I just don’t see it that way. If you are only doing the long-term things, the organization just doesn’t have the patience or the persistence to wait on the result. If we can’t create the little wins market, the little wins sell the little wins to the organization, then we will lose the ability to make the big changes that we know will sustain this thing long term.
Long term things typically are processes. If you leave any of the steps out of that, that process very well may break. We could spend a ton of time writing new FMEAs and developing and understanding all the failure modes and those failure modes effects analysis. But if our PM completion is 18%, all that work really is for nothing, because we’ve done all the hard stuff. We got all the way to the two yard line and we can’t seem to convert. We can’t seem to get it across the line.
How do you manage skill traits? How do we schedule them appropriately?
It’s technical when we do those things. But it’s also easy because we’re doing analysis, we’re dealing with machines, we’re dealing with failure modes. The hard part is driving change within the people.
One of the things we do with a lot of our clients is coming up with a vision for what the organization wants to look like in the future. After that there’s a discussion of the guiding principles and those guiding principles list. Having those guiding principles could be a good way to help the organization start understanding where we’re going. There’s nothing to stop you from starting to implement some of those even very early on, knowing that the people change is going to take time.
How does an organization that’s going about this journey determine what the right balance is between that of a product of their maturity and their resource levels?
I think you’re going to have to throw in more short-term wins to be able to show those leaders that are coming in to replace the ones that left or the ones that are losing interest. That is the right thing to be doing right now. We’re not turning off FMEAs. We’re not turning off PM optimization. We’re just simply dialing that dial back a little bit so that we can turn up some of the short-term gains that we can get with RCA focused on specific re-occurring failures.

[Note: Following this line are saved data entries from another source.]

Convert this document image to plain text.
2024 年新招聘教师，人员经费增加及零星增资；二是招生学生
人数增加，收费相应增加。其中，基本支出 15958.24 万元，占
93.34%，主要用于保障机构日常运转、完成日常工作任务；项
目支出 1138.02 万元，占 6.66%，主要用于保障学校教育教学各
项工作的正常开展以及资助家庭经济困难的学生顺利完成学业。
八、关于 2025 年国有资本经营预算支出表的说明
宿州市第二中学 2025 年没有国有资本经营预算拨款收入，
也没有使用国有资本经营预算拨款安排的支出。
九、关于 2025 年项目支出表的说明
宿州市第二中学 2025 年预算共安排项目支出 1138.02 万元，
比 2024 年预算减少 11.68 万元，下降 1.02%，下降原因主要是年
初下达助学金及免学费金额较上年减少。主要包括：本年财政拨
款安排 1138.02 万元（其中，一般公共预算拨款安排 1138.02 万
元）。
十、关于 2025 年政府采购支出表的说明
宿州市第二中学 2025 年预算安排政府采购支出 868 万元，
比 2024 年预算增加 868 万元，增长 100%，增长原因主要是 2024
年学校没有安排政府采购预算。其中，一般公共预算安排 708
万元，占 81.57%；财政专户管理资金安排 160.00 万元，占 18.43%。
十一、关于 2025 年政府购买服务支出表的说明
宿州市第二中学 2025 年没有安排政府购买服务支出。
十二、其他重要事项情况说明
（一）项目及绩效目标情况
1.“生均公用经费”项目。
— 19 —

Having that open and honest communication as opposed to just making switches is important. Organizations that have good master plans or project plans where they can show these parallel paths, but break them down into these size pieces, are able to do what we’re talking about here today. The others are going to feel more like that off and on syndrome flavor of the month.

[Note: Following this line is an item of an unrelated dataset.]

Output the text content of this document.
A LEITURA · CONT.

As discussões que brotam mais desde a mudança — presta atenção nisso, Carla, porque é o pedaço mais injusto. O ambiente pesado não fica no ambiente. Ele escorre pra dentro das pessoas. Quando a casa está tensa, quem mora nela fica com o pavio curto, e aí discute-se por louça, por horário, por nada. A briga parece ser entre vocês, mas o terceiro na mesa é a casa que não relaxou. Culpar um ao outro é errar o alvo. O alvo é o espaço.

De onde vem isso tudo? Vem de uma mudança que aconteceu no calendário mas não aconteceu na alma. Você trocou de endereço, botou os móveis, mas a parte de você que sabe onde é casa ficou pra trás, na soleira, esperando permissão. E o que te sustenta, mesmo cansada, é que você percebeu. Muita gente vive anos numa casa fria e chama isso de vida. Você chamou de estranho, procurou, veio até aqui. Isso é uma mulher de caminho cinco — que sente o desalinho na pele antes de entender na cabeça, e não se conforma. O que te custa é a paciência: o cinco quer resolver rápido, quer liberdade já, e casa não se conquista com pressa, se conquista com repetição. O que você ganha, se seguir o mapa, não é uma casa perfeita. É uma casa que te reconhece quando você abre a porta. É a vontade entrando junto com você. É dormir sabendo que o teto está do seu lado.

It’s finding the balance on how much is going; how much emphasis is on this short-term stuff versus how much emphasis is on the long-term stuff. That may vary based on things that happen within the organization and that’s normal and okay. Knowing your organization, documenting your savings, marketing and selling what you’re doing is key to making all this work.
Any parting words of wisdom on how they go about this delicate balance?
I think you really need to look at your vision and your goals. If you don’t have a good plan, the people are going to have a hard time wrapping their head around it. Have a plan, make sure it’s fit for your organization and needs and make sure it balances those short- and long-term activities.